Foremost on his agenda, he said, would be to mobilize physicians to work towards a better health system that would include reducing medical malpractice premiums that have to be paid by doctors in cases of negligence.
"Moreover, Medicare reimbursements are a concern. So, as a physician, you are hit with a triple whammy - the overheads are going up, malpractice insurance is going up, while the reimbursements are going down," he said.
Swaminathan said physicians had been "left off the table" in the current struggle for healthcare reforms.
"The key to working towards healthcare reform is for physicians to work with the legislators. Today physicians (in the US) are isolated. There is a need for them to be politically involved and be better connected to legislators," he said.

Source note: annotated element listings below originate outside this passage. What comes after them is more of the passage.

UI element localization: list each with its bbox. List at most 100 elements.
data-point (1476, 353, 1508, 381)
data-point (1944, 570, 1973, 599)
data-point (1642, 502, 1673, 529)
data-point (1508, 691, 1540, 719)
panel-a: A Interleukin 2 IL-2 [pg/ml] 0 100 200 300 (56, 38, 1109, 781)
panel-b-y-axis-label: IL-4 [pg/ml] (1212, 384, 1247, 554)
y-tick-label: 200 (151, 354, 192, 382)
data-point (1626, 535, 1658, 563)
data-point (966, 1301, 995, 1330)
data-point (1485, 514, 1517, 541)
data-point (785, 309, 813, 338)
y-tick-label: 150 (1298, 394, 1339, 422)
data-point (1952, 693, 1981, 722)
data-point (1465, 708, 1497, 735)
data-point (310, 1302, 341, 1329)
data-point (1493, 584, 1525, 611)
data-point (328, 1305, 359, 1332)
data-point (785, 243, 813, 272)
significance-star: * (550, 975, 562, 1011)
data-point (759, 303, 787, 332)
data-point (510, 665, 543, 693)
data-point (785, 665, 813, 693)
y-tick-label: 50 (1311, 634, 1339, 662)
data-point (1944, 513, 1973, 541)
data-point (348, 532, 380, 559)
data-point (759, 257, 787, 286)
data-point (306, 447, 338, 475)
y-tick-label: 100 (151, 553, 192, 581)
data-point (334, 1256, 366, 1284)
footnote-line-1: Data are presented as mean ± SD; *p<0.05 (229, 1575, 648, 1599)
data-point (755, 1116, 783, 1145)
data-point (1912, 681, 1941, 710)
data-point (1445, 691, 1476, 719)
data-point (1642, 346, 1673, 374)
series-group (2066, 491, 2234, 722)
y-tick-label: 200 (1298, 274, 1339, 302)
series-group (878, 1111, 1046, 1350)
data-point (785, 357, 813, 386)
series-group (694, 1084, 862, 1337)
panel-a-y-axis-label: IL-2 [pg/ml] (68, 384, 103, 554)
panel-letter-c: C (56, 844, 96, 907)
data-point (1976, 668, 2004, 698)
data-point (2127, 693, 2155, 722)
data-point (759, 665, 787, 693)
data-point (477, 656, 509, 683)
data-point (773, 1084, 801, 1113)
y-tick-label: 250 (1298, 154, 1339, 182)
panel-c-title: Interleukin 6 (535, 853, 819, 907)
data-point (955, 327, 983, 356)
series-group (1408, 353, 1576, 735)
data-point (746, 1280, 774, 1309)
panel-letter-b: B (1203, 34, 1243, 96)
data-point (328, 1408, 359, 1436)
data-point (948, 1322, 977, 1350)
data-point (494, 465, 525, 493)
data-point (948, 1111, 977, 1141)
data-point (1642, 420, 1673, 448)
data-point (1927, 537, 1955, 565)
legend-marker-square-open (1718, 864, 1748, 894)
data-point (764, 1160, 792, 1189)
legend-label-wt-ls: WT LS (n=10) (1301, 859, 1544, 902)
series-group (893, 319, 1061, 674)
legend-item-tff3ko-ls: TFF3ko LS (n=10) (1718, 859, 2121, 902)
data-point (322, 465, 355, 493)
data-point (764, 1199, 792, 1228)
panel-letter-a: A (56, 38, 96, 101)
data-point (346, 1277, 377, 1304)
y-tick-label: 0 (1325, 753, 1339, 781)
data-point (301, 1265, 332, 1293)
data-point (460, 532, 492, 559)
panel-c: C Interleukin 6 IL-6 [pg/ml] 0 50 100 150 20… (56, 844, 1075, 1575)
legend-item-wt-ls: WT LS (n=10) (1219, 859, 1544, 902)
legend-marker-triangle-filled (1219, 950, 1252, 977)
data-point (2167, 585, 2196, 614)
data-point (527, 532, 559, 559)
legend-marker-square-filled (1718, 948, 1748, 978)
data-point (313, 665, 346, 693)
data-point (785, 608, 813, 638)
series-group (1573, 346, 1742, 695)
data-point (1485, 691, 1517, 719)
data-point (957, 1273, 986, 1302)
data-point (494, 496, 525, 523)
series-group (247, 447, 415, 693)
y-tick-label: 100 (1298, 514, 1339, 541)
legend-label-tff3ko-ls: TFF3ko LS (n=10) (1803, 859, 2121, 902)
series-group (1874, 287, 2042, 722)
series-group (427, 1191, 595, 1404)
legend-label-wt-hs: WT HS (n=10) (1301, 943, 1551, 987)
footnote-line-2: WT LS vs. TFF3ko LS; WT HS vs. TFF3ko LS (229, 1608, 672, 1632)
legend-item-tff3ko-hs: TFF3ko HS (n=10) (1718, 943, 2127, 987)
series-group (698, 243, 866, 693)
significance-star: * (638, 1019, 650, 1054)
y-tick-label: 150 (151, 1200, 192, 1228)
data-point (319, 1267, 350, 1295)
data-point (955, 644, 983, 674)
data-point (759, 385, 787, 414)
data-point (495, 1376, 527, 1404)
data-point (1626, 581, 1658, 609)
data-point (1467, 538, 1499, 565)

"I think physicians have been left off the table (in the debate on healthcare reforms). But if we physicians don't look after the patients' interests, who will? It is we who have to shepherd the flock."
According to him, there was also the need for better patient safety and better interaction with consumer groups.
"We cannot push for medical reforms without working for better patient safety. And patient safety involves working to eliminate judgment errors and system errors. Then, doctors, private hospitals and consumer activists have to come together to present a persuasive argument for liability reform," he said.
"Physicians have not done an adequate job of building bridges with consumer groups. We need to do a better job of addressing the problems of the uninsured, and patients with pre-existing conditions. As a physician, I cannot refuse to take a patient just because he or she has had a history of diabetes and is, therefore, high risk."
Swaminathan has been a practising psychiatrist for three decades and said there had been a change in the attitude of Indians towards mental illness.
"When I was doing my residency in 1974, I would see one patient a year. Today I see over 50 annually. The perceptions have changed. Indians have begun to see mental illness as a bona fide physical illness."
Indian patients with mental illness were benefited because they had a very strong family network to fall back upon, Swaminathan said, adding that like other immigrants, Indians, too, were more comfortable seeing physicians of their own culture.
When he is not seeing patients or involved with healthcare issues, Swaminathan likes to take cent restage along with his musical group that performs Hindi pop songs.
Despite being a sought after singer at private events here, Swaminathan is modest about his talent. "My wife is a much better singer. I just accompany her on stage," he said.